Reminded of the task at hand, I select another landscape-in-miniature of excised and withered fish-dangly-bits staked with T-pins and labeled for identification. This particularly artistic little bastard created an impressive Dali-esque recreation of Vlad the Impaler’s botanical gardens, complete with written narrative of the massacre of the “Fish People”.
The figure of Vlad himself was fashioned from bits of the shark’s reproductive system wrapped upright around a probe, topped off with one shrunken and deflated shark eyeball. The eye of Sauron, no doubt. What a dweeb. I will admit however, that the symbolic and visual word play, plus the invocation of LOTR was highly amusing if not historically accurate. Still. "Fish people" makes me wonder if they have fish cloacas, human genitals... por que no los tres?!?! Was there another message here? Some psycho-sexual statement, some cry for help from this pithy but rule breaking student?

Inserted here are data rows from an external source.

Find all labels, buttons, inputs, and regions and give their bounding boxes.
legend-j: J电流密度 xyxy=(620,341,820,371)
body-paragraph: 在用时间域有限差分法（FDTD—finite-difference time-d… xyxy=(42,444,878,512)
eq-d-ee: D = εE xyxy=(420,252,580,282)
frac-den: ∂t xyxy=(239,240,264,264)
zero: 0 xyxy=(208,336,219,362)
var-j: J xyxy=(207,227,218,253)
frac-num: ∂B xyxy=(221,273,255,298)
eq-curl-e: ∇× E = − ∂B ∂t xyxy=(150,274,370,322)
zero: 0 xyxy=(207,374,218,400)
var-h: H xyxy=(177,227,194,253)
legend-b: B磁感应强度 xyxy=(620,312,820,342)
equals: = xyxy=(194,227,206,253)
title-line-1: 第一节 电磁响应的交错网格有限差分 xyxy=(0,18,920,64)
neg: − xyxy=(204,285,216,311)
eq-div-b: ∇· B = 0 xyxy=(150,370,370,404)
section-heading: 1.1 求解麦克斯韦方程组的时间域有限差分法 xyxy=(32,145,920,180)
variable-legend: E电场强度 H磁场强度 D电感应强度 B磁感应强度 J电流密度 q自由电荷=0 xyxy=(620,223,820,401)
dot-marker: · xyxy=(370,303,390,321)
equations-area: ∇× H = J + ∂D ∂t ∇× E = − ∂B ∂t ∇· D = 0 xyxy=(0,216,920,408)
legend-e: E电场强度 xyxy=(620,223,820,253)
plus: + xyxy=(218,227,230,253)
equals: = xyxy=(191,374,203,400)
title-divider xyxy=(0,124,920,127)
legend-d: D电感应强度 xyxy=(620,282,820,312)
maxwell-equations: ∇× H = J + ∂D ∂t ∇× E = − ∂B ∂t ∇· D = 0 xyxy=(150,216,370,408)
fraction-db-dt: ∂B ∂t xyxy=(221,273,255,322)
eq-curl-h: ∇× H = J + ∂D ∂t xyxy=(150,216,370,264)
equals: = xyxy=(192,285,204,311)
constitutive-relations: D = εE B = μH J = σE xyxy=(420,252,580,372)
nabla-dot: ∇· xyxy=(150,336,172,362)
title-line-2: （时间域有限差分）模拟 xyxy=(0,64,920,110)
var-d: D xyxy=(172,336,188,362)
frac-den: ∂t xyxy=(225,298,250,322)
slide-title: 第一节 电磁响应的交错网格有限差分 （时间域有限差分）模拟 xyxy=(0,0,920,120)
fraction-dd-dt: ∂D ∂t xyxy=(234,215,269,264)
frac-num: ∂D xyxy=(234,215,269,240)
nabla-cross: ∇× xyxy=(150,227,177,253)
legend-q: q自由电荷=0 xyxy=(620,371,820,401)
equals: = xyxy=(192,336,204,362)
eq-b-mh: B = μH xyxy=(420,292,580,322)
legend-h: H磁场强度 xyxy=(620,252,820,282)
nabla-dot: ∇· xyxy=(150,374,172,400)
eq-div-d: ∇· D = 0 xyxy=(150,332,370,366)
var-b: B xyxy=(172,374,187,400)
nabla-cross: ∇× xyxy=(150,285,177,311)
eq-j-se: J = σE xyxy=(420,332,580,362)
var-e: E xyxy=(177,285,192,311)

Grade? C. : “Proper excision and identification of specimen. Display, while creative, does not follow the rubric outlined in the syllabus. Misuse of biology lab supplies is cause for immediate downgrade. This is not a show-and-tell for your Romanian historiography seminar, dumbass.”
I feel like the only thing that can calm me down right now is half an hour of peacock noises. And that egg salad, next to the body parts, which imparts a slight essence of formalin upon the tongue.
Am I foisting my hatred for Howard, the nauseating grind of my empty stomach walls, my self-loathing at being used by some elitist cloaca of a man, upon this normal kid just trying to get his lab grade? And with that, normalcy disappeared in a puff of logic....
Reconsidering my decision, I hit backspace, amend the snark, and type an A in place of the C for the grade.
I am the Fish-Queen after all, and I deem his offering to be honest and acceptable.